It could be judgement day for the chancellor Alistair darling when he reveals his first Budget on Wednesday. Brokers and lenders will be keeping a close eye on the changes, particularly if they involve Stamp Duty.
Mortgage Strategy has been campaigning for the government to Step Up Stamp Duty since 2004. And the magazine is not alone, we discovered when we asked the industry…
Richard Farr, director, Association of Mortgage Intermediaries
Stamp Duty thresholds have not risen in line with property prices. We would like to see this addressed in the Budget.
Given the difficulties faced by many first-time buyers, we’d also welcome discussions about exempting them from the tax.
Bernard Clarke, spokesman, Council of Mortgage Lenders
Action on Stamp Duty is long overdue. We’d like to see an increase in its threshold to £250,000, at an estimated cost of £1.2bn a year. This would provide a clear signal of the government’s support for first-time buyers.
Jonathan Cornell, managing director, Hamptons Mortgages
I’d like to see the government working with lenders to help fund shared ownership products, so they’d share in the growth in the value of property. We need products like this or first-time buyers will be as dead as a dodo in 12 months’ time.
Angela Knight, chief executive, British Bankers’ Association
For the UK to remain the world’s leading financial centre, the Budget should focus on rebuilding international confidence in it as a place that welcomes business. Failure to act could damage the economy, particularly the global banking industry’s ability to operate from the City.
Steven Marks, lending and operations executive, Newcastle
It’s imperative that the government helps first-time buyers in this year’s Budget. The obvious way to do this is by increasing the threshold for Stamp Duty. We urge the chancellor to reform the tax and offer hope to first-timers.
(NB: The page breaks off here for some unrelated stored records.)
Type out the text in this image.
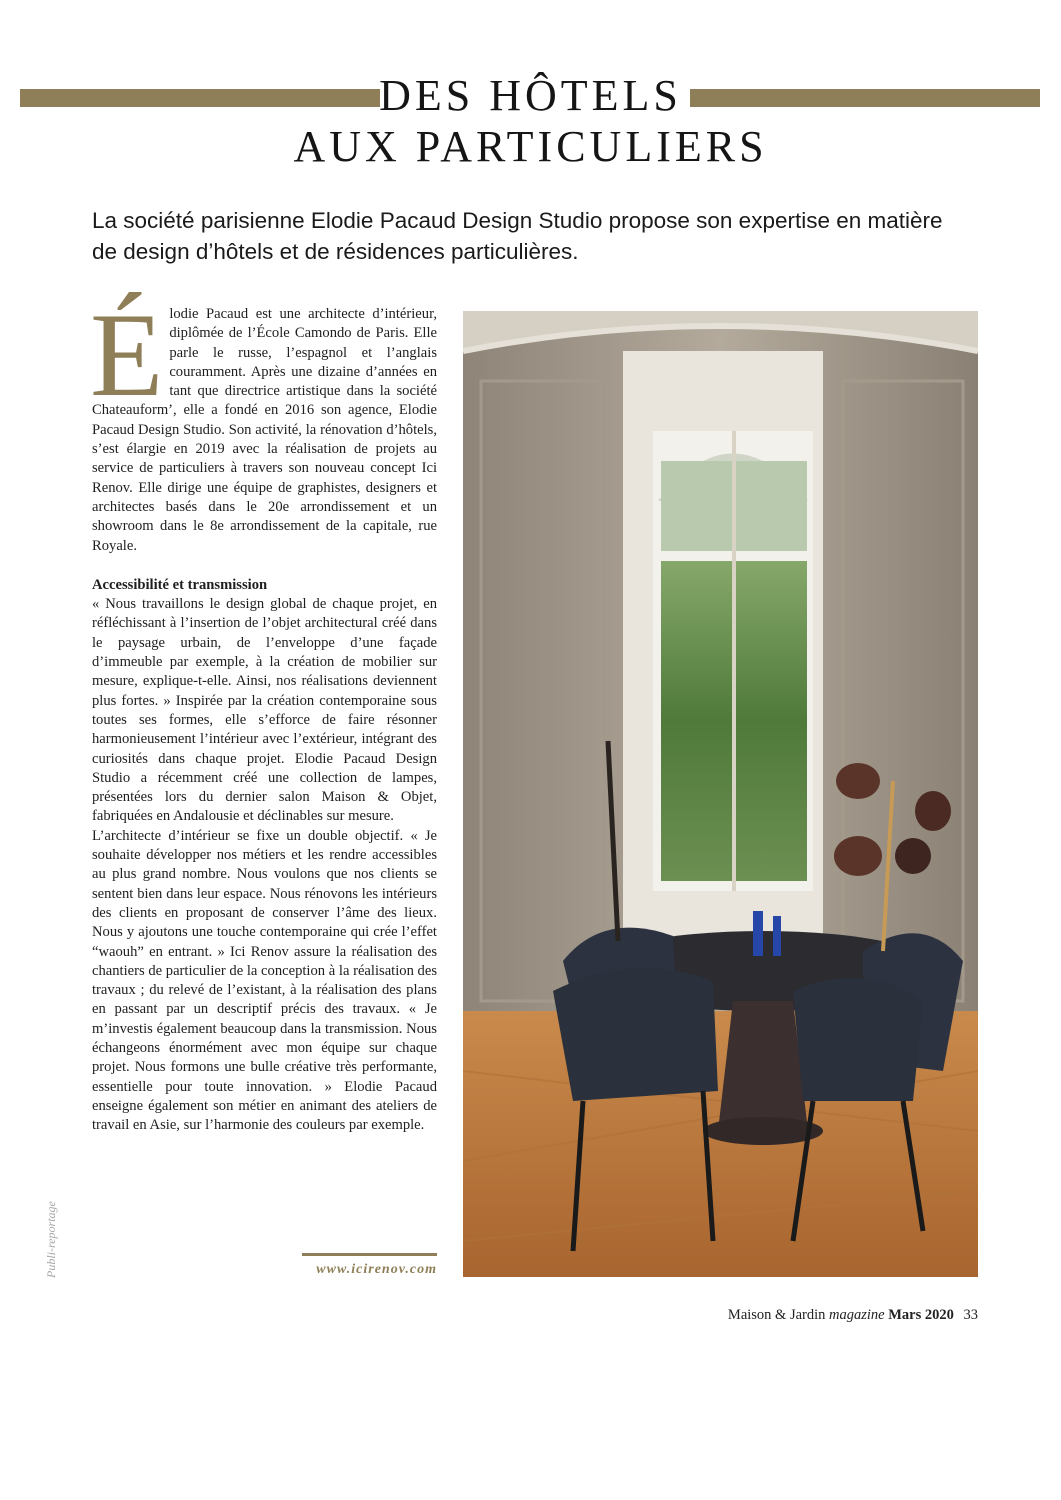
DES HÔTELS
AUX PARTICULIERS

La société parisienne Elodie Pacaud Design Studio propose son expertise en matière de design d’hôtels et de résidences particulières.

É lodie Pacaud est une architecte d’intérieur, diplômée de l’École Camondo de Paris. Elle parle le russe, l’espagnol et l’anglais couramment. Après une dizaine d’années en tant que directrice artistique dans la société Chateauform’, elle a fondé en 2016 son agence, Elodie Pacaud Design Studio. Son activité, la rénovation d’hôtels, s’est élargie en 2019 avec la réalisation de projets au service de particuliers à travers son nouveau concept Ici Renov. Elle dirige une équipe de graphistes, designers et architectes basés dans le 20e arrondissement et un showroom dans le 8e arrondissement de la capitale, rue Royale.

Accessibilité et transmission

« Nous travaillons le design global de chaque projet, en réfléchissant à l’insertion de l’objet architectural créé dans le paysage urbain, de l’enveloppe d’une façade d’immeuble par exemple, à la création de mobilier sur mesure, explique-t-elle. Ainsi, nos réalisations deviennent plus fortes. » Inspirée par la création contemporaine sous toutes ses formes, elle s’efforce de faire résonner harmonieusement l’intérieur avec l’extérieur, intégrant des curiosités dans chaque projet. Elodie Pacaud Design Studio a récemment créé une collection de lampes, présentées lors du dernier salon Maison & Objet, fabriquées en Andalousie et déclinables sur mesure.

L’architecte d’intérieur se fixe un double objectif. « Je souhaite développer nos métiers et les rendre accessibles au plus grand nombre. Nous voulons que nos clients se sentent bien dans leur espace. Nous rénovons les intérieurs des clients en proposant de conserver l’âme des lieux. Nous y ajoutons une touche contemporaine qui crée l’effet “waouh” en entrant. » Ici Renov assure la réalisation des chantiers de particulier de la conception à la réalisation des travaux ; du relevé de l’existant, à la réalisation des plans en passant par un descriptif précis des travaux. « Je m’investis également beaucoup dans la transmission. Nous échangeons énormément avec mon équipe sur chaque projet. Nous formons une bulle créative très performante, essentielle pour toute innovation. » Elodie Pacaud enseigne également son métier en animant des ateliers de travail en Asie, sur l’harmonie des couleurs par exemple.

www.icirenov.com
Publi-reportage
Maison & Jardin magazine Mars 2020 33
Gus Park, director of intermediary sales, Mortgage Express
I’d like to see the chancellor announce that Northern Rock will stop offering its government-backed best buy savings rate. It only helps to drive up the costs of lending and therefore makes mortgage products more expensive.
John Mawdlsey, director, The Mortgage Partnership
I’d like to see Alistair Darling announce his resignation – that would certainly increase confidence. But before he goes he should reform Stamp Duty. In fact, it should be scrapped as the government has made enough money from the tax.
Ross Bowen, managing director, Connells Survey & Valuation
In London and the South-East, first-time buyers shoulder a massive Stamp Duty burden of £2,369. We need to reduce the entry costs and burden on this vital group of borrowers. A radical increase in its starting threshold is a must.
Brian Murphy, head of lending, Mortgage Advice Bureau
It is important for first-time buyers that Stamp Duty is reformed. I believe that its threshold should either be raised or the tax should be abolished entirely for first-timers. This would provide a vital boost for the market.
Stuart Law, chief executive, Assetz
The current Stamp Duty threshold offers little reprieve for the majority of struggling first-time buyers. In an attempt to ease their burden, the Budget should make the tax an exit not an entrance fee to the mortgage market.
Nicholas Leeming, major client director, Propertyfinder.com
Stamp Duty is likely to top £7bn this year and has become a major earner for the Treasury. But the burden is far from evenly spread – three London boroughs alone paid more Stamp Duty last year than Scotland, Wales and Northern Ireland combined. The best reform would be to raise its threshold to a sensible level
Roger Morris, managing director, em-financial
There is a lot for the chancellor to do in this Budget. The most pressing thing is that Stamp Duty must be reduced – it’s a stealth tax that’s keeping first-time buyers from getting onto the property ladder and this will have a negative effect on the market.